Even if the field of cultural management—to which Cultural Institutions Studies as developed in Vienna belongs—is a relatively young field of study, there do exist a number of introductions to it that are intended for use in academic teaching. It is against these that every new such attempt must be assessed, and it should be stated right up front that Einführung in die Kulturbetriebslehre [Introduction to Cultural Institutions Studies] compares favourably. Author Peter Tschmuck, known above all for his analyses pertaining to the music business, takes an approach here that structures the field organised according to a number of key concepts. The terms for these concepts, which form something of a golden thread running throughout this volume, are “culture” (Kultur), “institution” (Betrieb), “good” (Gut), and “value” (Wert). Tschmuck uses typical examples to introduce, discuss, and illustrate each concept in its methodological and theoretical specifics with an eye to at least the most important research traditions.
This serves to situate the various notions of culture between a meaning-oriented text-paradigm and a real life-oriented social practice-paradigm. Here, one might voice the objection that portraying complex notions of culture on a mere 23 pages necessarily involves reductions in complexity, but those who expect some sort of exhaustive completeness overlook the purpose of such an introduction—which is to capture relevant ideas and traditions. This also goes for the other concepts. The various social science and science studies-derived conceptualisations of organisations and institutions are introduced in their ambiguity (as organisations or agencies) and their variability, the latter of which is shown quite nicely with reference to copyright law in the music business.
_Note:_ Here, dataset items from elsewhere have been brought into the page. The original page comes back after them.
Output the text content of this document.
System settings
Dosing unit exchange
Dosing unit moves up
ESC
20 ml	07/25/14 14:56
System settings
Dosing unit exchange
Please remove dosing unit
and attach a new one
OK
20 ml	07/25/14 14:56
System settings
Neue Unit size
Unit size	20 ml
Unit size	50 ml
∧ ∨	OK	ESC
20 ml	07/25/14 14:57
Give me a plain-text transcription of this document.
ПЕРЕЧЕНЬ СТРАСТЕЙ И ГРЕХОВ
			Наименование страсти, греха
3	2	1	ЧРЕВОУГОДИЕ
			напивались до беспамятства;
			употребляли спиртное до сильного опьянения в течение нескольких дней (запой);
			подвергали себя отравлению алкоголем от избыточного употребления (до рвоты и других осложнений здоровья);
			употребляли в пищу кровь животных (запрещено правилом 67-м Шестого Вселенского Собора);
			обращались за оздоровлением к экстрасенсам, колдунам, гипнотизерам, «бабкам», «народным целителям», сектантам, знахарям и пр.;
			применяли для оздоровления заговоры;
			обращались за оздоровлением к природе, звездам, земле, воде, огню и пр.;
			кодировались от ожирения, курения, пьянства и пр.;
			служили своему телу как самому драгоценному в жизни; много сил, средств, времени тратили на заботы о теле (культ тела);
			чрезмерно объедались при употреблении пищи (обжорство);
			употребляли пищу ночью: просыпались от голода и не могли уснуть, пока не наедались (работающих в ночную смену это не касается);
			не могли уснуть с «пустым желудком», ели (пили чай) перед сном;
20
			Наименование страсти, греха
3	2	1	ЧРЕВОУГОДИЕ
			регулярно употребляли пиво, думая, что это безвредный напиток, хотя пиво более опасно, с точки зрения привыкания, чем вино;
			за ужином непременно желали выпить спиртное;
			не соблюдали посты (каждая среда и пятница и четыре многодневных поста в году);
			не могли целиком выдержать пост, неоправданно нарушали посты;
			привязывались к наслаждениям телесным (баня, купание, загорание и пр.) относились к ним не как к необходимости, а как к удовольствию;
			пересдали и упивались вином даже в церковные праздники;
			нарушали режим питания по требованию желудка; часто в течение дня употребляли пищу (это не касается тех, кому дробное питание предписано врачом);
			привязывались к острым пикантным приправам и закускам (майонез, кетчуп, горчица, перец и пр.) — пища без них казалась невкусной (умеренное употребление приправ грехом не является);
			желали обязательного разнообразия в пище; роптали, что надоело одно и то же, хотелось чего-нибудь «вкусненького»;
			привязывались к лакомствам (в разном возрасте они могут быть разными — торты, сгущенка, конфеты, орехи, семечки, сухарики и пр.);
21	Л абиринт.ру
This makes clear how technologically induced changes to social practices also influence cultural production, as one can easily see in the shift from physical to digital sound storage media. It follows that cultural goods are introduced between the poles of cultural self-understanding and economic utility, similarly to how the concept of value is discussed in its cultural and economic interdependencies. Cultural institutions studies, Tschmuck makes clear, embodies an approach that takes into account both economic exchange value and cultural symbolic value. The business world translates the symbolic into exchange values, while the art world translate exchange values into symbolic values, as can be seen in the case of Banksy’s shredder action at Sotheby’s. Cultural goods, according to the coherent logic of the cultural institutions approach, thus arise in an institutional setting that manifests structures and practices aimed at producing and conveying symbols, with “cultural institutions” understood either as organisational entities or as networks.
Following the introduction of his key concepts and their anchoring in the history of science, Tschmuck attempts to locate cultural institutions studies as developed in Vienna within the history of the field. To this end, he provides a concise overview of central developments ranging from the American “production-of-culture” approach to the initially dominant adaptations of concepts from business administration as part of functional cultural management and on to various efforts at theoretical undergirding as a discipline in its own right. In this regard, examples of individual concepts from the relevant research are introduced that focus on phenomena such as networking among protagonists, the links between culture and the economy, and power structures as well as power relations. Here, one can also at least implicitly infer criticism of an understanding of the discipline that is concerned more with practical intervention than it is with intellectually rigorous invention—a phenomenon that can be observed to this day.
It is this history of the broader field that forms the backdrop for the emergence and aspirations of cultural institutions studies, which—as a research discipline—investigates the production, distribution, and reception of cultural goods, thereby reflecting upon the antagonism between purposive rationality and value-belief-oriented rationality that would seem so central here. While the former is about reducing complexity, stabilising expectations, and achieving regularity in the sense of a means-ends relationship, the latter is about increasing complexity, thwarting expectations, and mobilising creativity in the sense of a purpose-aim relationship. And this distinction gives rise to the specific act of translation between the spheres of value that one must indeed expect from cultural management (understood as a process of making decisions about scarce resources). A look ahead then includes hypothetical perspectives on cultural institutions studies developed as a trans-discipline, as one that focuses its research on processes by which symbolically charged cultural goods arise and are transformed into objects of economic exchange, on cultural practices and their institutionalisation, on specific characteristics of cultural institutions, and on processes underlying the society-level organisation of artistic and cultural professions while also adopting a methodology the pays just as much heed to the genesis and transformation of the cultural institution as it does the respective dimensions of practice, structure, and cultural goods.
In closing, it must be said that Peter Tschmuck, with this introduction to cultural institutions studies that is so clearly distinct from previously published academic instructional works by virtue of its focus on central key concepts, has succeeded in giving rise to a presentation that is in equal measures concise and inspiring as well as (above all) eminently readable, one that is well suited to being employed to great benefit in university teaching.